25 марта (1666), на Благовещенье Пресвятой Богородицы, поставлен протопопом Благовещенского собора Кремля и духовником царя Алексея Михайловича священник церкви Григория Неокессарийского, что за Москвою-рекою в Дербицах, на Полянке, Андрей Савинов.
В Столовой палате у государя вечернее кушанье. Народу за столами множество. Тут и бояре, и ближние люди, и дворцовые дьяки да ключники. За поставцом великого государя боярин и оружейничий Богдан Матвеевич Хитрово. Вин новых с Западу привезли – государь потчиванием жалует. Не успеют одну чашу опорожнить – новую наливают. Государь смеется, все больше с Андреем Савиновым шутит. У протопопа язык вострый – на все ответ готов и каждый государю по нраву приходится.
– Семен Лукьянович, а Семен Лукьянович!
– Что тебе, Федор Федорович?
– Как тебе духовник-то новый?
– Сразу не разглядишь, а толки разные пошли. Будто обещал ему государь из своей казны церковь каменную в былом приходе на Полянке построить. Да еще вроде бы духовник подбивает великого государя Кремль да Китай обновить.
– Строить, что ли?
– Строить – не строить, а поновить. Обветшали, мол, башни со стенами, твоего царского величества стали недостойны. Богдан Матвеевич намедни сказывал: уже и грамоты государевы приготовлены, чтобы по всем городам разослать – всех до одного каменщиков, кирпичников и горшечников в Москву собирать для церковного, палатного и городского дела в Кремле, Китае и Белом городе. А если кто ухоронится, али воеводы недосмотрят, то жен их и детей велено в тюрьму метать, покамест мужья да отцы не объявятся.
– Строго!
– Куда как строго, а все духовник. Вот ты, князь, сам себе на вопрос и отвечай. Того гляди, второй Никон объявится.
– Полно, Семен Лукьянович! Пока второй объявится, Андрей Савинов с первым справиться поможет. Вот уж теперь ему государевой милости нипочем не вернуть, и то ладно.
– Спасибо, утешил, Федор Федорович. Дожить бы мне, чтоб его проклятущего в Москве не стало. Неможется мне что-то, больно неможется.
3 июля (1666), на память блаженного Иоанна, Христа ради юродивого Московского, и перенесения мощей святителя Филиппа, Московского и всея России чудотворца, скончался боярин Семен Лукьянович Стрешнев, любимый приближенный царя Алексея Михайловича.
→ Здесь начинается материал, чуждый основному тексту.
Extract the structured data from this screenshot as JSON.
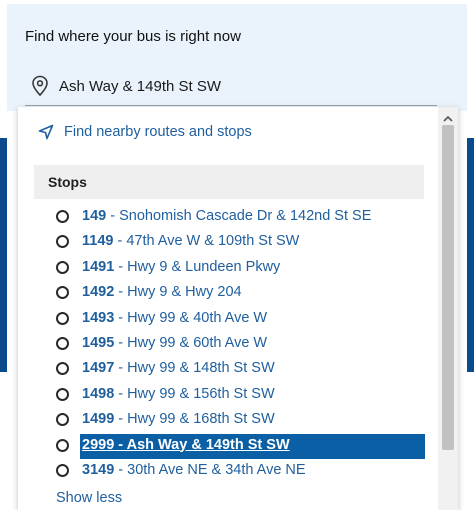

Был человек, и нету человека. Сколь скоротечно и неверно бытие наше. На многих ли положиться можно, и все уходят. Нешто подумать о таком можно было! День ясный, солнечный. В самую пору на соколиную охоту выбираться. Луга под Коломенским душу радуют. Простор. Приволье. От трав дух медвяный. В пятом часу утра выехали. Часу не прошло – гонец мчится. В шестом часу не стало Семена Лукьяновича. В Москву поспешать надо, погребение готовить. На исходе дня похоронили в Чудовом. Отпевали все митрополиты, что в Москве оказались. Новгородский, Казанский, Ростовский, Крутицкий, Паисий Газский, Сербский да Амосийский. Поминки в монастырской трапезной по обычаю. Денег поминовенных сам жаловал и владыкам, и младшему духовенству.
26 августа (1666), на Сретение иконы Владимирской Пресвятой Богородицы, у царя Алексея Михайловича родился сын царевич Иоанн Алексеевич.
27 августа (1666), в ночь, на день памяти преподобного Пимена Великого, царь Алексей Михайлович совершил богомольный благодарственный выход в соборы и монастыри Вознесенский и Чудов.
– Ай да Марьюшка, ай да царица! Снова сынком подарила. Знаю, знаю, тяжко тебе пришлось, еле откачали. Да у Бога не без милости, и сынок живехонек, и ты, государыня моя, на поправку пойдешь. Как-никак двенадцатое дитя в царский дом принесла, чай, уж приобыкла, родительница наша.
– Сынок дорог, а того твоя радость дороже, государь. Мне бы тебе угодить. Поди, надоела уж тебе – все брюхатая да брюхатая – иной работы нету.
– И быть не должно, Марьюшка. Опасался я за тебя этим разом. Да и лекарь тоже.
– С чего бы, государь?
– Больно много по сестрице плакала. Ты у нас завсегда до слез охоча была, а тут уж цельное море выплакала. Жаль невестки Анны Ильичны, да что поделаешь. На все воля Божия.
– Спасибо, государь, что сестрицу добрым словом помянул. Разреши тебя о добром деле попросить.
– Проси, роженица. Сама знаешь, твой час.
– Не держи, государь, гнева на Федосью Прокопьевну Морозову. Отпусти грехи ее вольные и невольные, что с пути сбилась, протопопа Аввакума привечала. Мы и так с покойницей сестрицей в ножки тебе кинуться положили за Федосьюшку просить. Не качай, не качай головой, государь, только выслушай. Никого же больше после Анны Ильичны-то в морозовском семействе не осталось – один Иван Глебович. Каково-то ему с матушкой обиженной расти. Он-то в чем, государь, виноват.
– Вырастет, отцовские вотчины ему верну.
– Так ведь его вырастить надобно, государь. Несмышленыш Иванушка еще, подросток. Ты Федосьюшку-то вели поучить со всей строгостью, только имений-то не лишай.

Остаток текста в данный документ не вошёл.